Photo by Karin Higgins, UC Davis

The Science of Suds

Back Article Dec 1, 2011 By Allen Young

Fewer than two miles from a fraternity scene marked by late-night keg stands, chugging contests and beer pong rallies is a quiet UC Davis classroom above Sudwerk Restaurant & Brewery where the next generation of brewers learn the chemistry behind the craft.

Beer tastings are part of the Master Brewers Program, but there’s no revelry here. Students pay $1,260 to learn the technological and biochemical aspects of brewing, including how draft systems work, the role of raw materials, and how to control fermentation.

“It has helped me in every way imaginable,” says Jay Prahl, a program graduate who is now master brewer at Sudwerk and guest lectures for the course. “They cover basically every aspect of brewing, from raw materials all the way to the special lining on a can of beer that makes it flavor neutral in terms of metallic flavor,” he says.

The 18-week course holds 40 spots and has graduated some 1,400 brewers in its 35-year history. Classes start in January, and enrollment is currently booked through 2014. Most of the students are U.S.-born and interested in capitalizing on the growing microbrew industry.

In addition to brewing basics, students learn about sanitation, sensory evaluation and quality control. The program also places interns at breweries in Berkeley, San Diego, or wherever the student is originally from.

UC Davis has offered brewing science as part of an undergraduate degree since 1958. The only comparable program runs through Oregon State University, and it is taught by a graduate of the UC Davis program.

In addition to the 40 accepted students, the course certifies in brewing science about five brewers a year who complete just the first eight weeks of the program. Normally, about half of the certified brewers are representatives of big-name breweries across the globe. Students who stay for the remaining 10 weeks are prepped for an international credential exam provided by the Institute of Brewing in London.

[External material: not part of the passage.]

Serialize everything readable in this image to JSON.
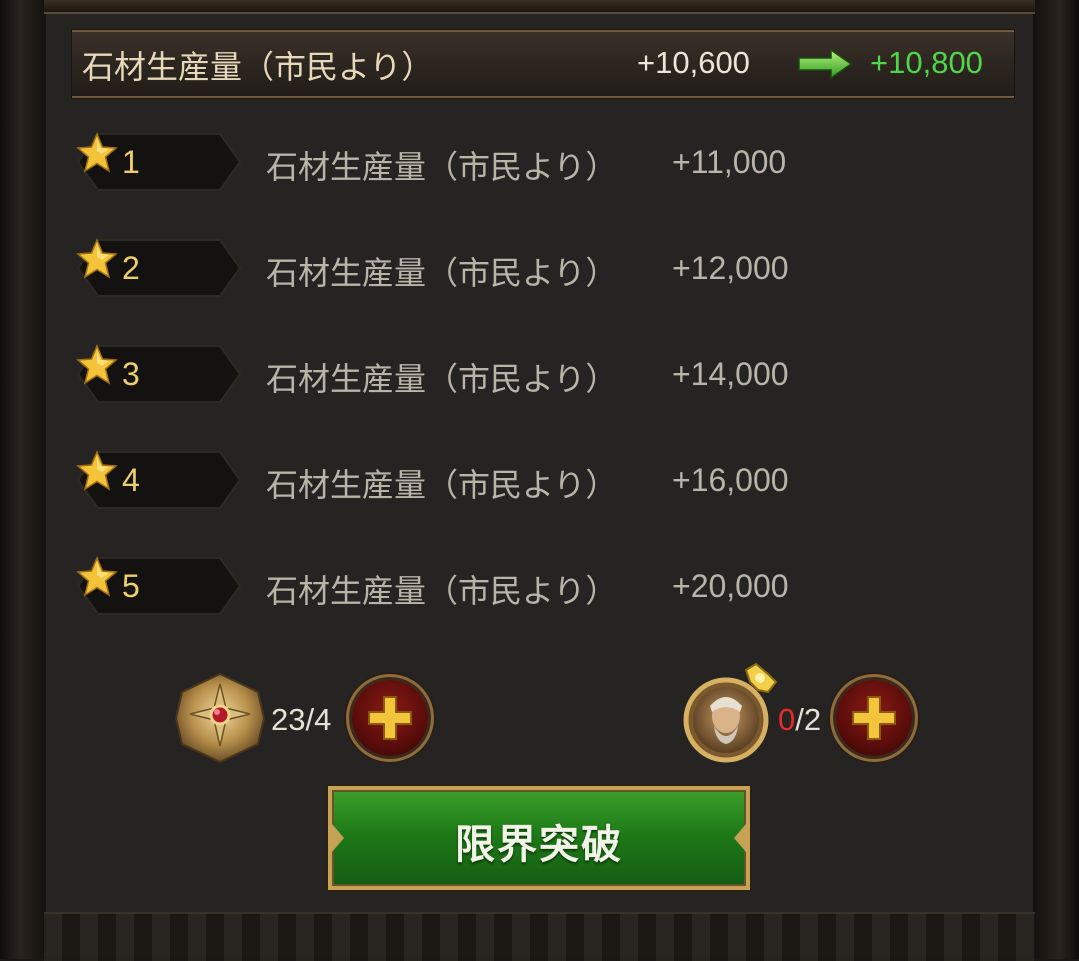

“For young people, microbrewing is a much more exciting scene than going to work for a major brewer,” says professor emeritus Michael Lewis, who has led UC Davis brewing programs for more than 30 years.

The program gained popularity in the early eighties with the emergence of the microbrew industry. Microbrewing allows young brewers to spread their creative wings with new, experimental blends, he says. The craft style is also gaining appeal among consumers because of its wide range of available flavors. However, students soon realize that tamer beer follows a brewing process every bit as intricate as the craft microbrew style.

“At the end of the day, making beer is making beer. The process doesn’t change much whether you are making a Double IPA or a Budweiser,” says Lewis. “We talk to students about what styles of beer there are and what can be made, so they are well versed in what the brewing scene is in its broadest context.”